The Catholic community in the United States, and the bishops in particular, should be commended for the stand they have taken against the HHS mandate.  They have taken seriously the moral duty to proclaim the truth about human sexuality and the sanctity of life, truths increasingly opposed by secular forces in society, epitomized by the mandate.  However, I argue that if the legal challenge to this mandate is lost, Catholic employers can comply with the mandate—by purchasing an insurance policy that covers immoral services—without unjustifiably cooperating with evil.  They are cooperating and it is with an evil, but it is justified.  Of course, they are not morally obliged to cooperate: I am only saying that they can.

One question remaining is whether or not an effort should be made to get exceptions to the HHS mandate on the grounds of freedom of religion or freedom of conscience.  This, I have to admit, makes me very nervous.

Regarding the first—freedom of religion—the problem is that it simply is not a religious question.  Abortion, contraception, and sterilization are no more a religious issues than are murder, rape, and incest.   I fear that to claim an exception on the basis of religious liberty has a long term negative effect on morality in society because it leads people to think that right and wrong is not something that can be known by reason but is just about religious sensibilities.

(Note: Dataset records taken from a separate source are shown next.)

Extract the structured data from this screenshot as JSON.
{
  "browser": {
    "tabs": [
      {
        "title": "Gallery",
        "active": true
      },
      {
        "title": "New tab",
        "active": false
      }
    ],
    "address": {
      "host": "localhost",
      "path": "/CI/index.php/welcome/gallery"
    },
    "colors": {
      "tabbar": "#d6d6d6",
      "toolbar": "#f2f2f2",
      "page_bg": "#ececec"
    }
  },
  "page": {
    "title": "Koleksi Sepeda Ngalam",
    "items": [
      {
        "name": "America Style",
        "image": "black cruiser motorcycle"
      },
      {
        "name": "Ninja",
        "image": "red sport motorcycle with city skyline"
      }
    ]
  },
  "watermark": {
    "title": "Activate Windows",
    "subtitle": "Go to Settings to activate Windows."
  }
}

Regarding liberty of conscience, I think this is ultimately conceding ground to relativism.  The fact is that liberty of conscience only exists in indifferent matters.  There can be liberty of conscience about whether the holy day in the week is Friday, Saturday, or Sunday because this cannot be settled by reason alone.  But there can be no liberty of conscience in matters of stealing, raping, or paying reasonable taxes because reason can decide these issues.  Therefore to claim liberty of conscience on the HHS mandate is to place abortion, sterilization, and contraception in the former category of indifferent matters.  But this is just what the relativists claim and what we should deny.

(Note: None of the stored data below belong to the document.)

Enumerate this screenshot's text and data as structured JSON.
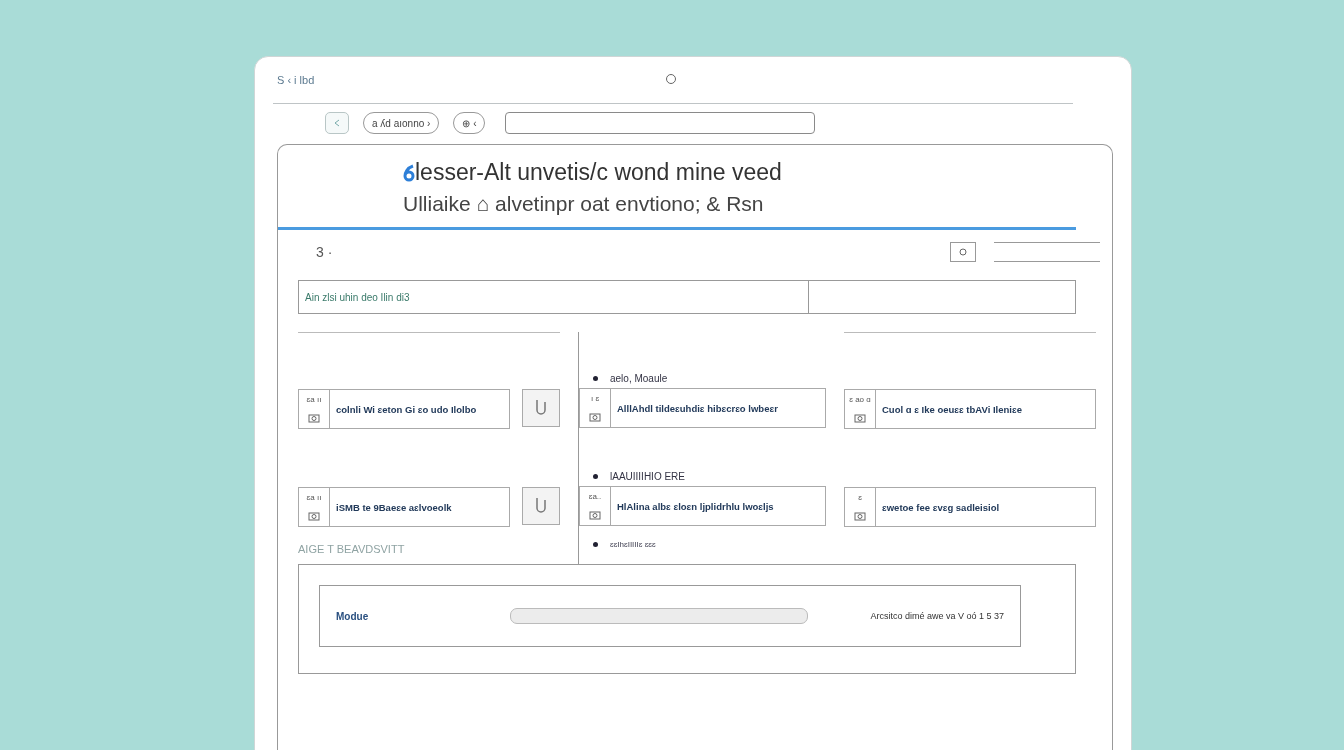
{
  "window": {
    "title": "S ‹ i lbd"
  },
  "toolbar": {
    "pills": [
      "a ʎd aıonno ›",
      "⊕ ‹"
    ]
  },
  "heading": {
    "line_1": "lesser-Alt unvetis/c wond mine veed",
    "line_2": "Ulliaike ⌂  alvetinpr oat envtiono; & Rsn"
  },
  "subbar": {
    "label": "3 ·"
  },
  "table_row": {
    "column_1": "Ain zlsi uhin deo Ilin di3"
  },
  "columns": [
    {
      "items": [
        {
          "kind": "button",
          "tag": "ɛa ıı",
          "text": "colnli Wi ɛeton Gi ɛo udo Ilolbo"
        },
        {
          "kind": "button",
          "tag": "ɛa ıı",
          "text": "iSMB te 9Baeɛe aɛlvoeolk"
        }
      ],
      "footer": "AIGE T  BEAVDSVITT"
    },
    {
      "items": [
        {
          "kind": "plain",
          "header": "aelo, Moaule",
          "tag": "ı ɛ",
          "text": "AlllAhdl tildeɛuhdiɛ hibɛcrɛo lwbeɛr"
        },
        {
          "kind": "plain",
          "header": "lAAUIIIIHIO ERE",
          "tag": "ɛa..",
          "text": "HlAlina albɛ ɛloɛn ljplidrhlu lwoɛljs"
        }
      ],
      "footer": "ɛɛIhɛIIIIIɛ ɛɛɛ"
    },
    {
      "items": [
        {
          "kind": "plain",
          "tag": "ɛ ao ɑ",
          "text": "Cuol ɑ ɛ Ike oeuɛɛ tbAVi Ileniɛe"
        },
        {
          "kind": "plain",
          "tag": "ɛ",
          "text": "ɛwetoe fee ɛvɛg sadleisiol"
        }
      ]
    }
  ],
  "status_panel": {
    "label": "Modue",
    "reading": "Arcsitco dimé awe va V oó 1 5 37"
  }
}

The only benefit I can see about the freedom of conscience argument is that if it is granted by the State it is then, on their side, an implicit admission that one cannot know for sure whether the law is a just one.  After all, when the State is certain about the justice of its laws—laws on theft, and tax, and so on—it does not give exception clauses on the basis of conscience.  Hence, in this way, perhaps a freedom of conscience clause might act as a kind of Trojan horse within the law because it is an admission about the possible injustice of the law that might in time develop into a clearer recognition of its injustice.  However, given what I have said about its relativist undertones, claiming freedom of conscience is a very risky strategy indeed.

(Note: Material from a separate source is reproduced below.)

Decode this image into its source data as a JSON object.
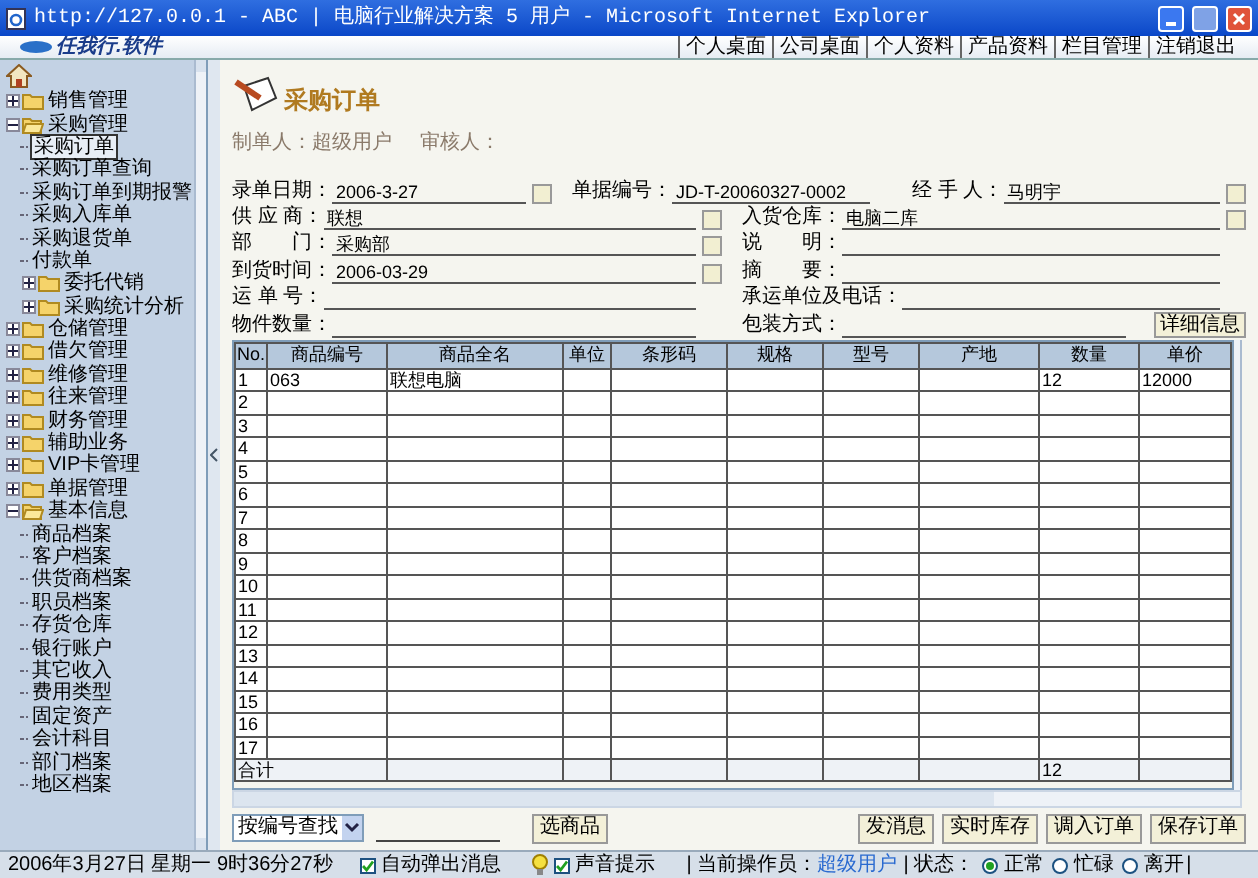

William Newton is Associate Professor of Theology and Chair of Faculty at the Franciscan University of Steubenville, Austrian Campus. He is also Visiting Professor at the International Theological Institute in Trumau, near Vienna, and Maryvale Institute, Birmingham U.K. Dr. Newton has published on a range of issues including Catholic social teaching and sexual ethics. Though originally from the U.K., he presently lives in Austria with his wife Claire and their five children.